ECLI:NL:CBB:2022:195
College van Beroep voor het bedrijfsleven
- Eerste aanleg - enkelvoudig
- Rechtspraak.nl
Beroep tegen afkeuring van subsidiabele landbouwgrond en berekening van GLB-betalingen
In deze zaak heeft het College van Beroep voor het bedrijfsleven op 26 april 2022 uitspraak gedaan in een geschil tussen een appellant en de minister van Landbouw, Natuur en Voedselkwaliteit. De appellant had bezwaar gemaakt tegen de afkeuring van delen van zijn percelen als subsidiabele landbouwgrond in het kader van de Uitvoeringsregeling rechtstreekse betalingen GLB. Het primaire besluit van 22 december 2020 had de uitbetaling van de basis- en vergroeningsbetaling vastgesteld, maar de minister had delen van de opgegeven percelen afgekeurd omdat deze niet voldeden aan de eisen voor subsidiabiliteit. De appellant voerde aan dat de afgekeurde delen wel degelijk in gebruik waren als blijvend grasland en dat de minister ten onrechte een korting had toegepast op de uitbetaling.

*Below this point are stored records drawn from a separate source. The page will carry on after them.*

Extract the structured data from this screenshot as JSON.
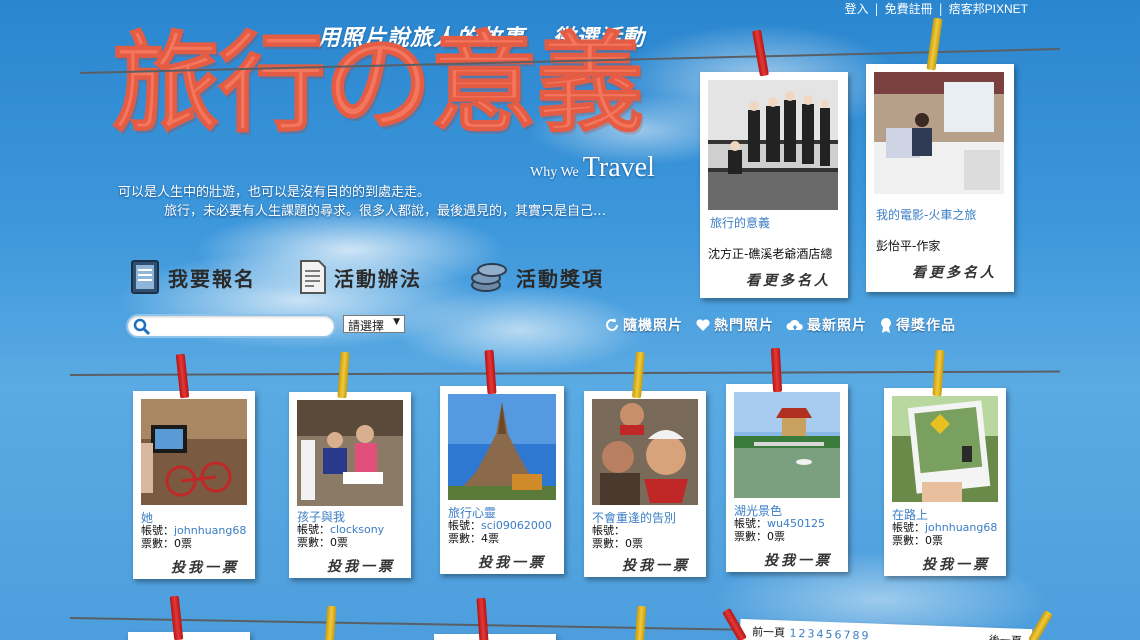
{
  "topnav": {
    "login": "登入",
    "register": "免費註冊",
    "brand": "痞客邦PIXNET"
  },
  "header": {
    "tagline_1": "用照片說旅人的故事",
    "tagline_2": "徵選活動",
    "title": "旅行の意義",
    "subtitle_small": "Why We",
    "subtitle_big": "Travel",
    "intro_1": "可以是人生中的壯遊，也可以是沒有目的的到處走走。",
    "intro_2": "旅行，未必要有人生課題的尋求。很多人都說，最後遇見的，其實只是自己…"
  },
  "nav": {
    "signup": "我要報名",
    "rules": "活動辦法",
    "prizes": "活動獎項"
  },
  "search": {
    "placeholder": "",
    "select_value": "請選擇"
  },
  "filters": {
    "random": "隨機照片",
    "popular": "熱門照片",
    "latest": "最新照片",
    "winners": "得獎作品"
  },
  "featured": [
    {
      "title": "旅行的意義",
      "author": "沈方正-礁溪老爺酒店總",
      "more": "看更多名人"
    },
    {
      "title": "我的電影-火車之旅",
      "author": "彭怡平-作家",
      "more": "看更多名人"
    }
  ],
  "photos": [
    {
      "title": "她",
      "account_label": "帳號：",
      "account": "johnhuang68",
      "votes": "票數：0票",
      "vote_btn": "投我一票"
    },
    {
      "title": "孩子與我",
      "account_label": "帳號：",
      "account": "clocksony",
      "votes": "票數：0票",
      "vote_btn": "投我一票"
    },
    {
      "title": "旅行心靈",
      "account_label": "帳號：",
      "account": "sci09062000",
      "votes": "票數：4票",
      "vote_btn": "投我一票"
    },
    {
      "title": "不會重逢的告別",
      "account_label": "帳號：",
      "account": "",
      "votes": "票數：0票",
      "vote_btn": "投我一票"
    },
    {
      "title": "湖光景色",
      "account_label": "帳號：",
      "account": "wu450125",
      "votes": "票數：0票",
      "vote_btn": "投我一票"
    },
    {
      "title": "在路上",
      "account_label": "帳號：",
      "account": "johnhuang68",
      "votes": "票數：0票",
      "vote_btn": "投我一票"
    }
  ],
  "pager": {
    "prev": "前一頁",
    "pages": [
      "1",
      "2",
      "3",
      "4",
      "5",
      "6",
      "7",
      "8",
      "9"
    ],
    "next": "後一頁"
  },
  "colors": {
    "sky": "#3d97db",
    "title": "#f4765c",
    "link": "#3b7ec4",
    "clip_red": "#e33838",
    "clip_yellow": "#f1cb3a"
  }
}
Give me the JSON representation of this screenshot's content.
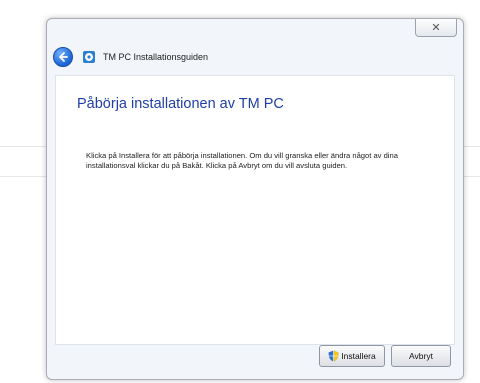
{
  "window": {
    "title": "TM PC Installationsguiden",
    "close_glyph": "✕"
  },
  "content": {
    "heading": "Påbörja installationen av TM PC",
    "description": "Klicka på Installera för att påbörja installationen. Om du vill granska eller ändra något av dina installationsval klickar du på Bakåt. Klicka på Avbryt om du vill avsluta guiden."
  },
  "buttons": {
    "install": "Installera",
    "cancel": "Avbryt"
  },
  "icons": {
    "back": "back-arrow-icon",
    "app": "setup-disc-icon",
    "install": "uac-shield-icon"
  },
  "colors": {
    "heading": "#1f3fa6",
    "back_button": "#1c63d6"
  }
}
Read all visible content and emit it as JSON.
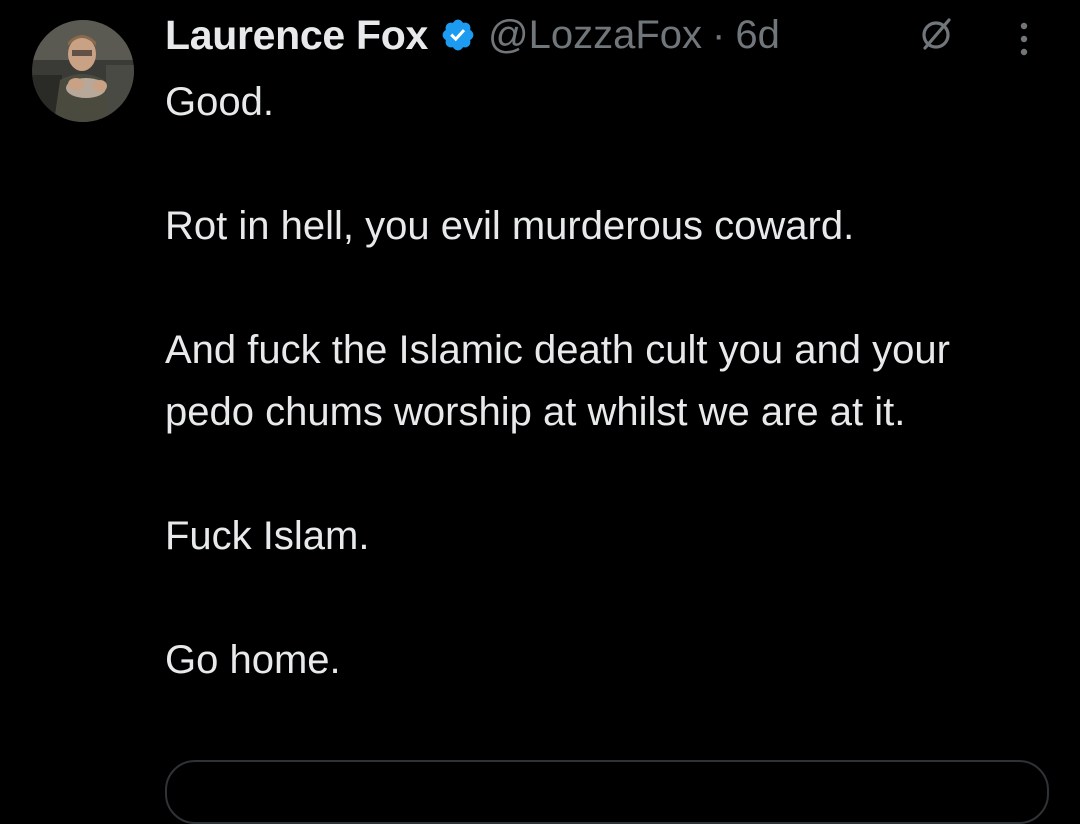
{
  "author": {
    "display_name": "Laurence Fox",
    "handle": "@LozzaFox",
    "separator": "·",
    "time_ago": "6d",
    "verified": true
  },
  "icons": {
    "avatar": "profile-photo",
    "verified": "verified-badge-icon",
    "grok": "grok-icon",
    "more": "more-vertical-icon"
  },
  "tweet": {
    "paragraphs": [
      "Good.",
      "Rot in hell, you evil murderous coward.",
      "And fuck the Islamic death cult you and your pedo chums worship at whilst we are at it.",
      "Fuck Islam.",
      "Go home."
    ]
  },
  "colors": {
    "background": "#000000",
    "primary_text": "#e7e9ea",
    "secondary_text": "#71767b",
    "verified_blue": "#1d9bf0",
    "border": "#2f3336"
  }
}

Tijdens de zitting op 11 maart 2022 heeft de gemachtigde van de appellant, J.J. Bongers, de argumenten toegelicht. Het College heeft de argumenten van de appellant beoordeeld en geconcludeerd dat de afgekeurde delen van de percelen inderdaad niet als subsidiabele landbouwgrond konden worden aangemerkt. De minister had de oppervlakte van de percelen correct vastgesteld en de korting op de uitbetaling was terecht toegepast. Het College heeft de beroepsgrond van de appellant verworpen en het beroep ongegrond verklaard. De uitspraak benadrukt de noodzaak om te voldoen aan de voorwaarden voor subsidiabiliteit van landbouwgrond in het kader van het GLB.
De uitspraak is openbaar uitgesproken en de beslissing is genomen door mr. A. Venekamp, met mr. M.R. Broeze als griffier. Er is geen aanleiding voor een proceskostenveroordeling.